Pears are one of the oldest cultivated fruits. In fact, there is evidence dating back to 5000 B.C. when Chinese diplomat Feng Li retired his diplomatic duties to study pears as a commercial venture. Think that’s old? The pear has been around since prehistoric times, when dried slices were unearthed from a Swiss cave dwelling from the Ice Age. Pears were first mentioned in Homer’s poem “The Odyssey” in the 9th century, described as one of the “gifts of the gods” that grew in the Alcinous’, the king of the Phaeacians, gardens.
Pears go by many names. Today, the word pear, from the Anglo Saxon pere or peru hu, comes from the Latin word pera or pira. Wild pears are called lee in Chinese, while the cultivated form is known as li. Nashi is the Japanese word for pear.
Pears, as you probably guessed, come in many different shapes, sizes and colors. Because of their rich history, they have been cultivated all over the world.

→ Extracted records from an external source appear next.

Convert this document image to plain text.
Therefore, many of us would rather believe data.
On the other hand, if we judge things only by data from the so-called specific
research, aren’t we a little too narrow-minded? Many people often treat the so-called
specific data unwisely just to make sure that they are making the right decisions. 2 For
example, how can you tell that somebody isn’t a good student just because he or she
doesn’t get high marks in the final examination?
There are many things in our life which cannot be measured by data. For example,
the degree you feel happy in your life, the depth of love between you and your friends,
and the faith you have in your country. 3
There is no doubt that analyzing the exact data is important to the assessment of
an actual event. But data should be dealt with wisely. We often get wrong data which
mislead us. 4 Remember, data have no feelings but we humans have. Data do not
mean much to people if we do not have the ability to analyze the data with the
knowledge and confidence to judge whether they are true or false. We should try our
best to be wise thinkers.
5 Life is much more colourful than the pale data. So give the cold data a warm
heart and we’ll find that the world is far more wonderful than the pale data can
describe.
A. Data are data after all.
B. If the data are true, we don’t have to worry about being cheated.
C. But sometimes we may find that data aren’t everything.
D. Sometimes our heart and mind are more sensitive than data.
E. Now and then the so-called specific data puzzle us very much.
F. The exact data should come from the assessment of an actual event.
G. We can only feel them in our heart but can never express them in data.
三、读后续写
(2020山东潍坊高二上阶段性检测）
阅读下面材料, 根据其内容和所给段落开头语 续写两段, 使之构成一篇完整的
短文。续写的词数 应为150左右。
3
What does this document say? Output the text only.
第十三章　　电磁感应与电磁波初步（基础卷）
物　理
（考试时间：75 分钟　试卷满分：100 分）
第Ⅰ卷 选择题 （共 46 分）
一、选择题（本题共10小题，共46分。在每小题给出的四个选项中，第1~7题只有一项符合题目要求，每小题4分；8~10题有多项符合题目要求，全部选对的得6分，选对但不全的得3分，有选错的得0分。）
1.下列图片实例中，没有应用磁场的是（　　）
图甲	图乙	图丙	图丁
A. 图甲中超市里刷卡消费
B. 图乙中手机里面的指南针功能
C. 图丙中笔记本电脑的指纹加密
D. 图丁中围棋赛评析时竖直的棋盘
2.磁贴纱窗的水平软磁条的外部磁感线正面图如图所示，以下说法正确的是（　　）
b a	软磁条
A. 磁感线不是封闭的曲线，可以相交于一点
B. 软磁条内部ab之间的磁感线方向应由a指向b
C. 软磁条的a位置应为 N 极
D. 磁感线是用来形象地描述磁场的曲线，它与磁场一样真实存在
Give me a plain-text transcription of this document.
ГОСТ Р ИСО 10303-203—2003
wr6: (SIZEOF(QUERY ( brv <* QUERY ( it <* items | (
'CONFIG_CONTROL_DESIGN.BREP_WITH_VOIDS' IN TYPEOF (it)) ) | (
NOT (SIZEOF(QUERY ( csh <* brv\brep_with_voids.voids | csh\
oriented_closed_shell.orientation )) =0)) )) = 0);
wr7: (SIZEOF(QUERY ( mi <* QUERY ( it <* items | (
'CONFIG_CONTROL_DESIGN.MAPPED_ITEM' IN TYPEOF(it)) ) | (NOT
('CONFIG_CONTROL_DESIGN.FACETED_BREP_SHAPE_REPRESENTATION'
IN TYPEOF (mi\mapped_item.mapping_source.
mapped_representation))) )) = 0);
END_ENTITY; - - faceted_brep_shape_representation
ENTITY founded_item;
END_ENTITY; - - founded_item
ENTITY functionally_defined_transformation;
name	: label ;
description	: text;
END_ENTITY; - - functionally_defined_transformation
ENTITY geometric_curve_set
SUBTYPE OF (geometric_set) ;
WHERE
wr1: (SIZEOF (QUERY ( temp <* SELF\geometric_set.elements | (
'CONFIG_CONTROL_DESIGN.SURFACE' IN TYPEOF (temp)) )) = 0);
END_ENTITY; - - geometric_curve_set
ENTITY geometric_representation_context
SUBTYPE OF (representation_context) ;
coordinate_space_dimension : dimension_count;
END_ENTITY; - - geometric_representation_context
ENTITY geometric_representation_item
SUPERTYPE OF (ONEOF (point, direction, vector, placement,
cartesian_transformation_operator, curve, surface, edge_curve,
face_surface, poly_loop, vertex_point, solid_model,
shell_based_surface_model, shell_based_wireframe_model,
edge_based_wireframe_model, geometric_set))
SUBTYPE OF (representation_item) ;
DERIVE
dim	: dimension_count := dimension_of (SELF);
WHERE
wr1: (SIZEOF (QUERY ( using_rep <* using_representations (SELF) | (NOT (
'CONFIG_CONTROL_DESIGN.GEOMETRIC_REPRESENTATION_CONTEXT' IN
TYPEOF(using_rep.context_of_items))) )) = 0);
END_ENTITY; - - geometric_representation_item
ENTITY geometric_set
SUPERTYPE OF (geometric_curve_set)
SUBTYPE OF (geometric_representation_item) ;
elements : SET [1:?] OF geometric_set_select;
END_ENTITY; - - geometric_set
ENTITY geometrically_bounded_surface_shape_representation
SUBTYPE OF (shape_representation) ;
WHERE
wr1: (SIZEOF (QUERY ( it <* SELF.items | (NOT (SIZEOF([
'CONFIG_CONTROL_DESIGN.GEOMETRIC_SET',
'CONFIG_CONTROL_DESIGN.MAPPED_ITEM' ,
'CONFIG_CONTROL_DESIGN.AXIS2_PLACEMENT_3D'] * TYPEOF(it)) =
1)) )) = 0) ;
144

What makes a pear, a pear?
Pears fall under the genus Pyrus. From there, pears are broken down into two categories: Pyrus communis for European pears, and Pyrus pyrifolia for Asian pears. Both offer wonderful flavor, texture and serve as a seasonal staple that starts fruiting in late fall all the way through winter, and even into the chilly days of early spring.
What to look for in a pear?
These include the Anjou, Bartlett, Bosc, Comice, Florelle and Seckel of the pear world. They can be large, small, oval, round and a multitude of colors.
Shopping for European Pears
European pears are picked when they are mature and ripen best off the tree. They go through a chilling period and ripen from the inside out. The best advice for picking these kinds of pears is to think about when you want to eat them. If you’re looking for a pear that is ready to eat and on-point ripe, press your finger on the top of the pear by the stem. If it gives a little, it is ripe. Don’t buy pears that are soft anywhere else. This is a sign that the pear is overripe and most likely mealy and mushy. If you plan on eating the pear in a few days, press the top of the pear by the stem, and if it is firm, it’ll be ready to enjoy in 2 to 5 days.
Store pears at room temperature. Depending on the variety, they should ripen in a few days. To ripen pears faster, place them in a paper bag along with a banana or apple. Both fruits produce ethylene gas, which helps to ripen the pears.
Asian pears, commonly known as apple pears, have a texture and shape that is much more similar to apples than pears. These pears, like their European counterparts, come in different sizes, shapes, colors and names such as Shinko, Shinseiki, Nijisseiki or simply Asian pear. Most Asian pears have brown to yellowish skin, and the brown ones have a rough, papery skin much like a potato.
Shopping for Asian Pears
These pears don’t go through a chilling period like European varieties and mostly ripen on the tree. When shopping for ripe Asian pears that are ready to eat, look for those with browner or yellower skin and no greening. If you plan to eat them in 3 to 5 days, a little bit of greening is fine. You want the pear to be firm, without soft spots.
Storing Asian Pears
If the pears are not quite ripe yet, store them in a single layer so they darken in color and ripen evenly. Once ripe, store them in the fridge for up to two weeks. You can also do the whole paper bag and banana/apple trick if you want to ripen the pears faster.